Hotel Artemis is always simmering. Uneasy alliances, behind the scenes betrayals, and barely checked aggression constantly wash over the audience. The grounding element keeping all this emotion from being exhausting is The Nurse. Jodie Foster does a wonderful job of grounding the tension by taking it all into her character. These may be criminals, but Foster makes the proceeding sympathetic. This is an ER, and she is constantly bouncing around providing both physical and mental triage to her wards.
Her character provides relief for the audience by proxy. She’s got her own problems, but she’s got a job to do, and she copes in very human ways: a little music, a little booze, and a trite self help audio-book. While the world burns around her, she reassures us that life’s gotta keep on keeping on.
The cast around her are a mixed bag. Sterling K. Brown is our designated survivor: he’s smart, pragmatic, and sympathetic. While The Nurse keeps the wheels on the bus, he’s our eyes on the exit should those wheels fall off. Dave Bautista gives a nice performance as The Nurse’s oderly: he’s caring, protective, and just a touch sardonic. I was expecting a little too much jokiness from Bautista, but luckily Drax keeps it low key here (as low key as anything in this movie can get).
Then there’s the not so supportive supporting cast. I really liked Sofia Boutella in The Mummy, and was looking forward to her next role. She didn’t live up to expectations. She’s all glowers and cliche tough talk; I didn’t buy her for a second as Sterling K. Brown’s former flame. While she does make ammends for her one tone performance by way of kicking a ton of ass at the end, this wasn’t the next step in her career that I was lookng for.
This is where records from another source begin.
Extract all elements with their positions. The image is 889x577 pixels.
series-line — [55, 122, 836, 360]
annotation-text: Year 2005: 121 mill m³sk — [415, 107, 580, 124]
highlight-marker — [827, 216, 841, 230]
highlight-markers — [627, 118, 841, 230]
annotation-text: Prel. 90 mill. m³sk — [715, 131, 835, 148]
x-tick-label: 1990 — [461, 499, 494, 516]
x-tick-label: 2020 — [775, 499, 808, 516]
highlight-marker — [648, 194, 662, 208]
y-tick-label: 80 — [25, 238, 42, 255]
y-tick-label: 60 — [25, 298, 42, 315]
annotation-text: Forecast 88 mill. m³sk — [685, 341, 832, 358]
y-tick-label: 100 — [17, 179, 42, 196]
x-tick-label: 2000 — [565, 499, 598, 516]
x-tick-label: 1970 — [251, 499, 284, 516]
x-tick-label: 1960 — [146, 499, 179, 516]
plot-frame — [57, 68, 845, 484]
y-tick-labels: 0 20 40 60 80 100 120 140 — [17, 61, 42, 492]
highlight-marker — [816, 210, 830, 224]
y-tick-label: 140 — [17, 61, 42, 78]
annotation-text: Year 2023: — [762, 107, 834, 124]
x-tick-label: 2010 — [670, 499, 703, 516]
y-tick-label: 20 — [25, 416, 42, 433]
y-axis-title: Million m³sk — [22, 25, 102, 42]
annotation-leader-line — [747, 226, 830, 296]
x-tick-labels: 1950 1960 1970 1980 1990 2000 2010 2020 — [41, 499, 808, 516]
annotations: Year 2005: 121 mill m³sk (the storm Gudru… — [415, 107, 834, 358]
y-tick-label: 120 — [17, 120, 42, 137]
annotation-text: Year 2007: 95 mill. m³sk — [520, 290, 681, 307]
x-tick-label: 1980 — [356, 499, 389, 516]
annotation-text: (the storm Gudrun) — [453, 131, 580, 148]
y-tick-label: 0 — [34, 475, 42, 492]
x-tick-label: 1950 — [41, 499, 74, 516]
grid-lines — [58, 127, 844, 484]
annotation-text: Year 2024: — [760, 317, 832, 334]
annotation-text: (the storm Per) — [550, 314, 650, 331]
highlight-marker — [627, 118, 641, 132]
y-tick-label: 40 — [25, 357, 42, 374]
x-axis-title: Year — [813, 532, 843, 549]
Charlie Day plays another resident of the Hotel Artemis, and I couldn’t stand him. I know that’s how the script wanted me to feel about him, but the performance was too over the top for even that. If everyone else was a big dog warily eyeing potential threats, he was the annoying Chihuahua yapping at everything that moved.
And then there was Jeff Goldblum….
Goldblum Gonna Goldblum
I like the cheesy, eccentric ball of weird sounds that is Jeff Goldblum, but his casting in Hotel Artemis seemed like a poorly thought out marketing gimmick. Everything else is so intense in this film, and then a Jeff Goldblum™ character threatened to turn it all into farce. His character is the central boogeyman that every other criminal hinges on, yet it doesn’t land. I get that they were going for Joker-esque calm menace with the character, but that really isn’t in Goldblum’s range. Instead, he came off as quippy and detached.
Jeff Goldblum’s character and retinue (lead by Zachary Quinto) didn’t have the payoff that all the preceeding dread was building towards. Once he arrives, the movie pretty much becomes a madhouse of violence. It wasn’t entirely unsatisfying, but it really moved the tone 180 degrees from everything that came before. Thankfully, the final pivot goes right back onto The Nurse’s shoulders, and Jodie Foster carries the film home.
The Road to Wellville Is Paved with Good Intentions
Hotel Artemis is a decent film about a hospital masquerading as a hotel that becomes an insane asylum for ten minutes. It is a slow cooker that boils over, sets the range on fire, then somehow miraculously manages to taste good. For that we have two chefs to thank. Jodie Foster and Sterling K. Brown give standout performances that tie the entire affair together.
Hotel Artemis won’t be for everyone, but if you want a little flash and sizzle, the Hotel Artemis is serving up a mean stew. Just ask for the Wednesday special.